Missing school for just a few days a year can damage pupils’ chances of gaining good GCSEs, according to a new report published by the Department for Education today (24 March 2016).
The new research shows that overall absence had a negative link to attainment, with every extra day missed associated with a lower chance of achieving 5 or more good GCSEs or equivalent at grades A* to C including in English and mathematics, or gaining the gold standard English Baccalaureate (EBacc).
The research backs the government’s clampdown on absence and truancy to ensure more pupils regularly attend school and leave with the qualifications they need to succeed in modern Britain.
The latest annual pupil absence statistics for 2014 to 2015 were also published today and confirm that school absence has remained at near historic low levels. In particular, they show that:
- the overall rate of absence was 4.6% compared to 6% in the same period in 2009 to 2010 – demonstrating that the government’s and schools’ approach to tackling absence is working
- the slight 0.1% rise in overall absence since last year was driven by increases in absence due to illness – the most prevalent reason for taking time off from school, accounting for over 60% of all absence.
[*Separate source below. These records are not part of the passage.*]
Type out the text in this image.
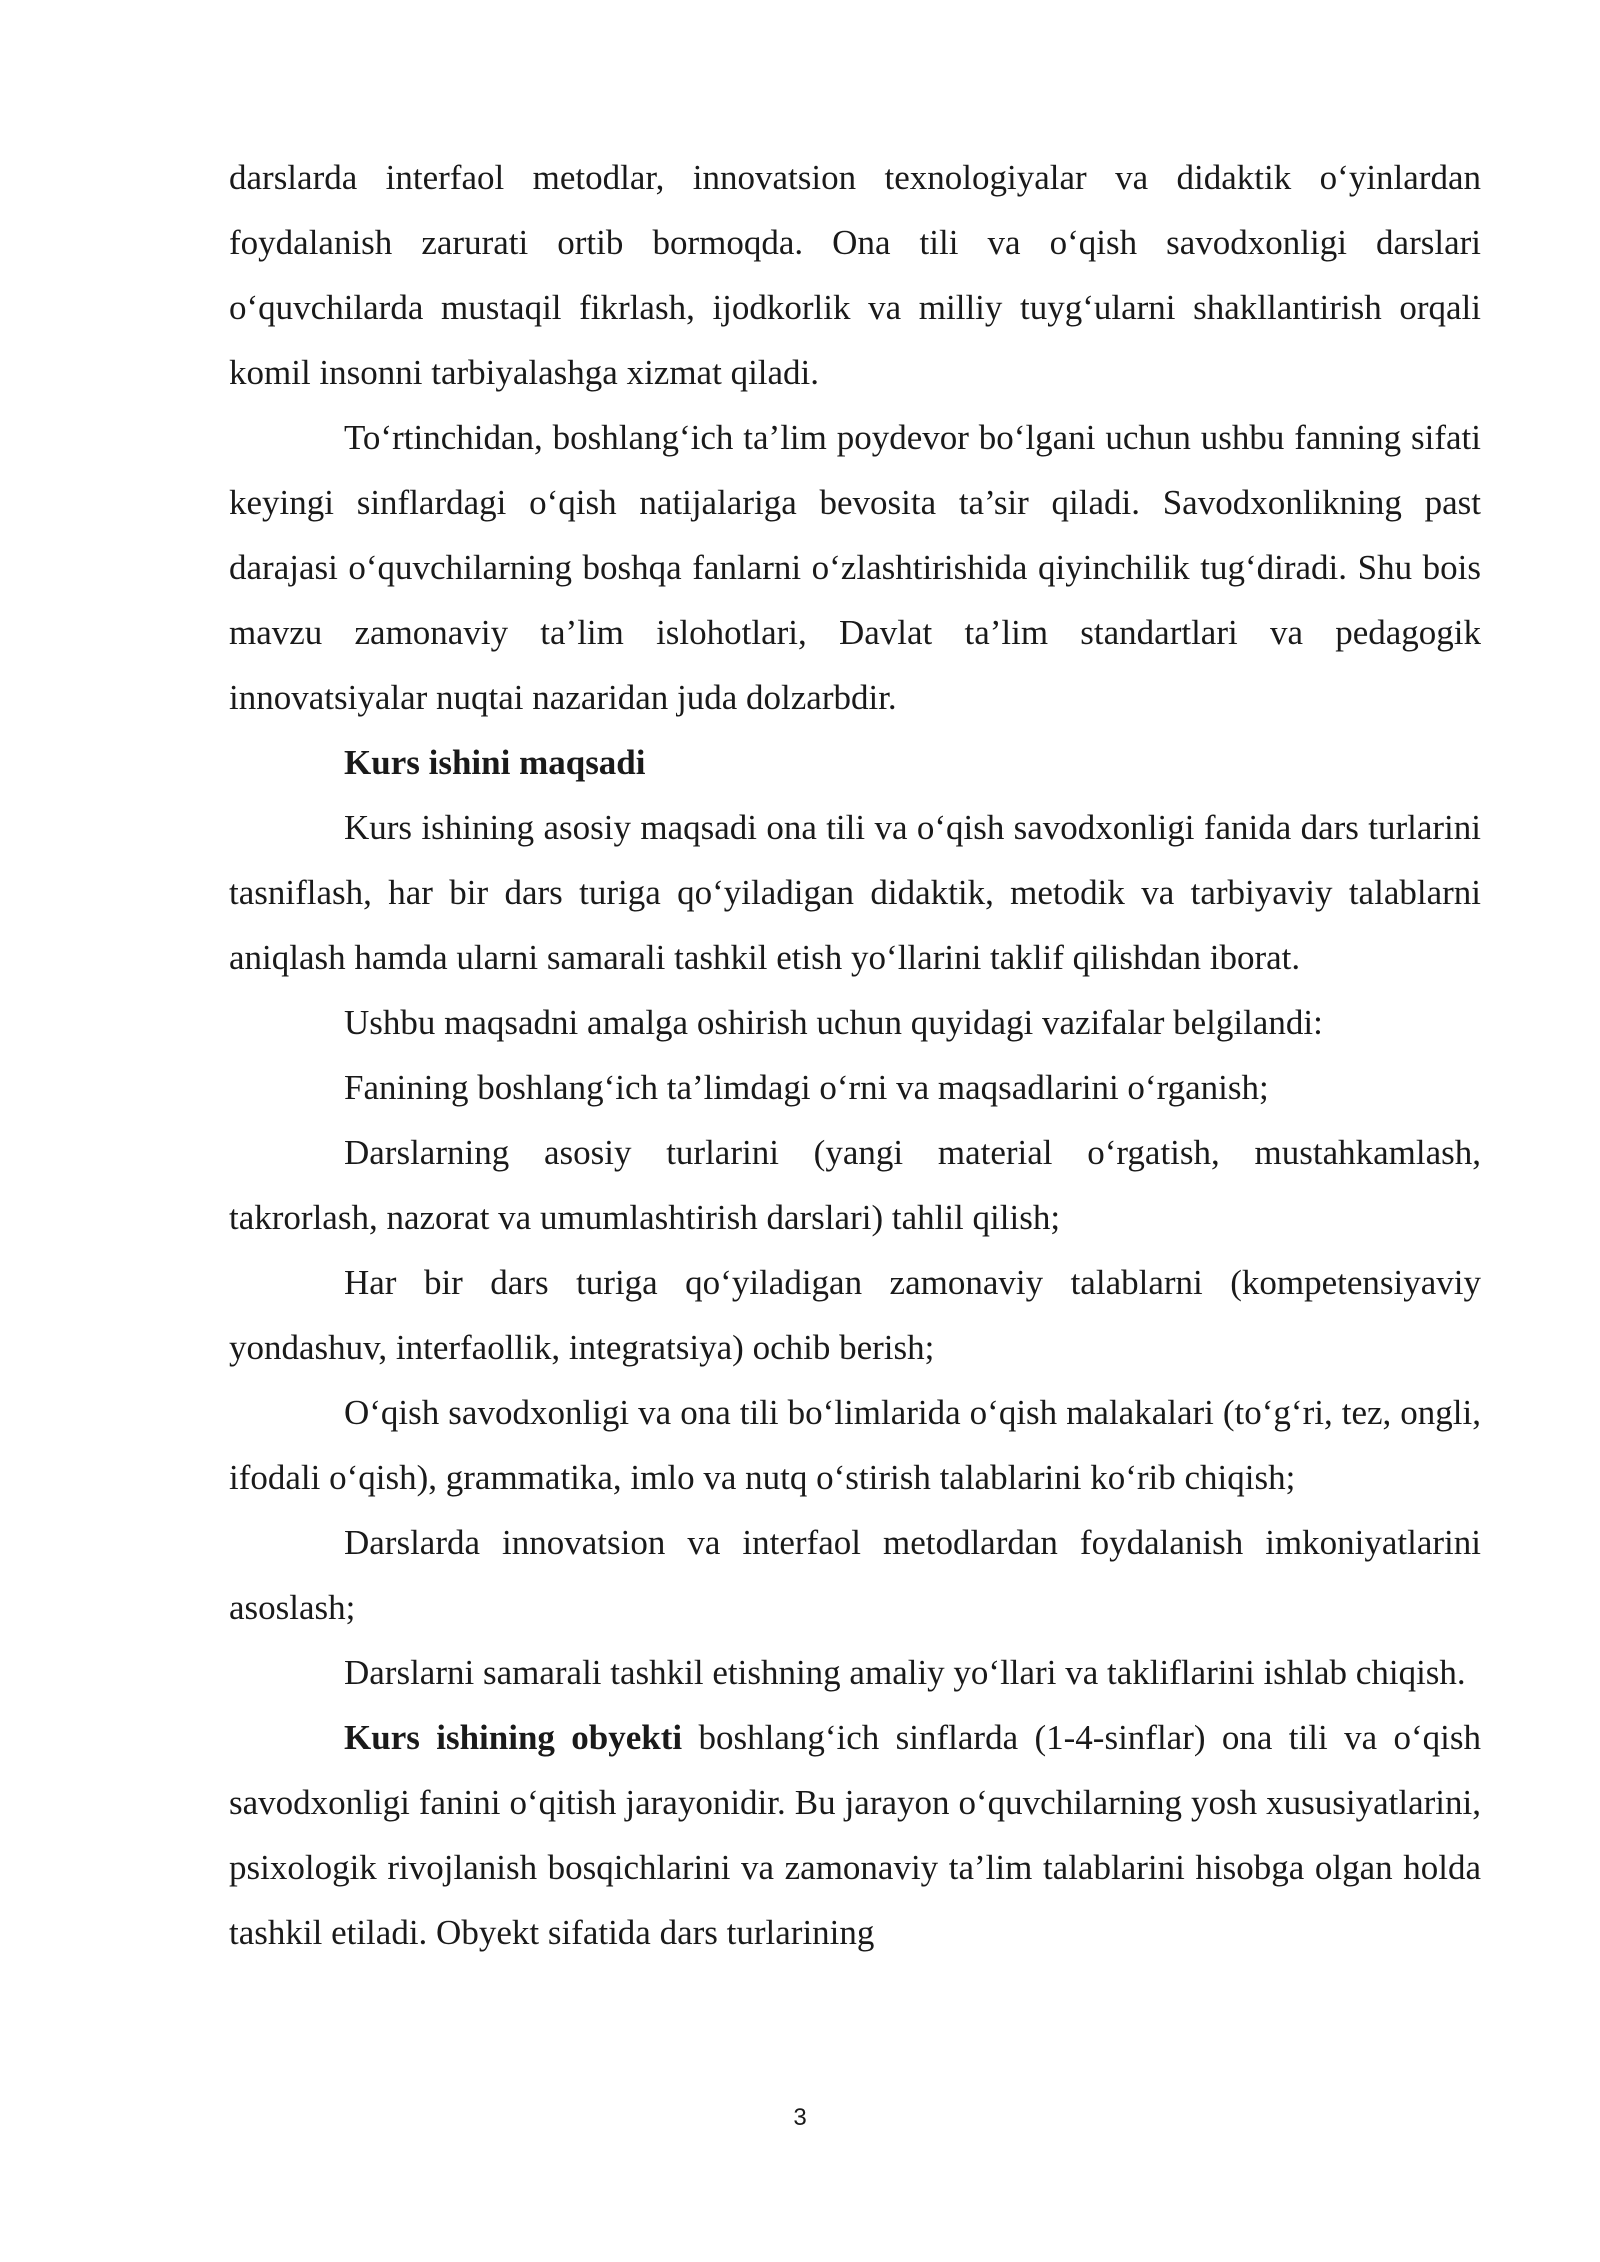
darslarda interfaol metodlar, innovatsion texnologiyalar va didaktik o‘yinlardan foydalanish zarurati ortib bormoqda. Ona tili va o‘qish savodxonligi darslari o‘quvchilarda mustaqil fikrlash, ijodkorlik va milliy tuyg‘ularni shakllantirish orqali komil insonni tarbiyalashga xizmat qiladi.

To‘rtinchidan, boshlang‘ich ta’lim poydevor bo‘lgani uchun ushbu fanning sifati keyingi sinflardagi o‘qish natijalariga bevosita ta’sir qiladi. Savodxonlikning past darajasi o‘quvchilarning boshqa fanlarni o‘zlashtirishida qiyinchilik tug‘diradi. Shu bois mavzu zamonaviy ta’lim islohotlari, Davlat ta’lim standartlari va pedagogik innovatsiyalar nuqtai nazaridan juda dolzarbdir.

Kurs ishini maqsadi

Kurs ishining asosiy maqsadi ona tili va o‘qish savodxonligi fanida dars turlarini tasniflash, har bir dars turiga qo‘yiladigan didaktik, metodik va tarbiyaviy talablarni aniqlash hamda ularni samarali tashkil etish yo‘llarini taklif qilishdan iborat.

Ushbu maqsadni amalga oshirish uchun quyidagi vazifalar belgilandi:

Fanining boshlang‘ich ta’limdagi o‘rni va maqsadlarini o‘rganish;

Darslarning asosiy turlarini (yangi material o‘rgatish, mustahkamlash, takrorlash, nazorat va umumlashtirish darslari) tahlil qilish;

Har bir dars turiga qo‘yiladigan zamonaviy talablarni (kompetensiyaviy yondashuv, interfaollik, integratsiya) ochib berish;

O‘qish savodxonligi va ona tili bo‘limlarida o‘qish malakalari (to‘g‘ri, tez, ongli, ifodali o‘qish), grammatika, imlo va nutq o‘stirish talablarini ko‘rib chiqish;

Darslarda innovatsion va interfaol metodlardan foydalanish imkoniyatlarini asoslash;

Darslarni samarali tashkil etishning amaliy yo‘llari va takliflarini ishlab chiqish.

Kurs ishining obyekti boshlang‘ich sinflarda (1-4-sinflar) ona tili va o‘qish savodxonligi fanini o‘qitish jarayonidir. Bu jarayon o‘quvchilarning yosh xususiyatlarini, psixologik rivojlanish bosqichlarini va zamonaviy ta’lim talablarini hisobga olgan holda tashkil etiladi. Obyekt sifatida dars turlarining

3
This is in line with the rise in influenza between 2013 to 2015 and 2014 to 2015 seen in Public Health England statistics
- the tightening of the rules around term-time holidays is also working – in 2014 to 2015, 13.8% of pupil enrolments had missed at least half a day for family holidays (both authorised and unauthorised), a decrease from 15.0% in 2013 to 2014
- term-time holidays (authorised and unauthorised) accounted for 7.5% of all absences in 2014 to 2015 compared to 8.5% in 2013 to 2014 – equating to 4.1 million school days lost due to term-time holidays, down from 4.4 million in the previous year
- nearly 200,000 fewer pupils were persistently absent from school than in the same period in 2009 to 2010, with the persistent absence rate remaining at historic lows at 3.7% compared to 6.8% in 2009 to 2010
Schools Minister Nick Gibb said:
This new research is further evidence that missing school for even a day can mean a child is less likely to achieve good grades, which can have a damaging effect on their life chances.
Today’s absence figures are good news – showing that schools are making real progress with almost 200,000 fewer pupils regularly missing school compared to 2010.
We introduced a tougher approach in 2010 to clamp down on children regularly missing lessons by increasing fines. Together with our reforms to improve behaviour, we have put teachers firmly back in charge of their classrooms.
The government introduced a number of reforms to help school leaders and teachers to improve attendance and tackle poor behaviour, including:
- changing the regulations in 2013 so that headteachers only grant leave from school in exceptional circumstances
- tackling persistent absence by reducing the threshold by which absence is defined as persistent from 20% to 15% from October 2011. This threshold was further reduced to 10% in September 2015. This means schools are held to a higher standard in performance tables than before
- empowering teachers to crack down on bad behaviour by making clear teachers can use reasonable force to maintain behaviour, extending their searching powers and allowing teachers to impose same-day detentions
- appointing behaviour expert Tom Bennett to lead reviews to ensure teachers are fully trained in dealing with disruptive children, and to look deeper into tackling poor behaviour more generally
Notes to editors
- Read ‘the link between absence and attainment at KS2 and KS4‘ research. The research explores the link between overall absence (and individual reasons for absence) and attainment when taking prior attainment and pupil characteristics into account and shows that, for each KS2 and KS4 measure, overall absence had a statistically significant negative link to attainment – ie every extra day missed was associated with a lower attainment outcome. Extending this to look at individual reasons for absence did not add a greater understanding of the link between absence and attainment.
- Read the ‘pupil absence in schools in England: 2014 to 2015‘ statistical first release.
- The analysis of the Public Health England figures that show a higher rate of GP consultations for influenza-like illnesses in the general population of England and Wales in the period corresponding to the 2014 to 2015 academic year compared to the equivalent period in 2013 to 2014 are published in the weekly national flu reports.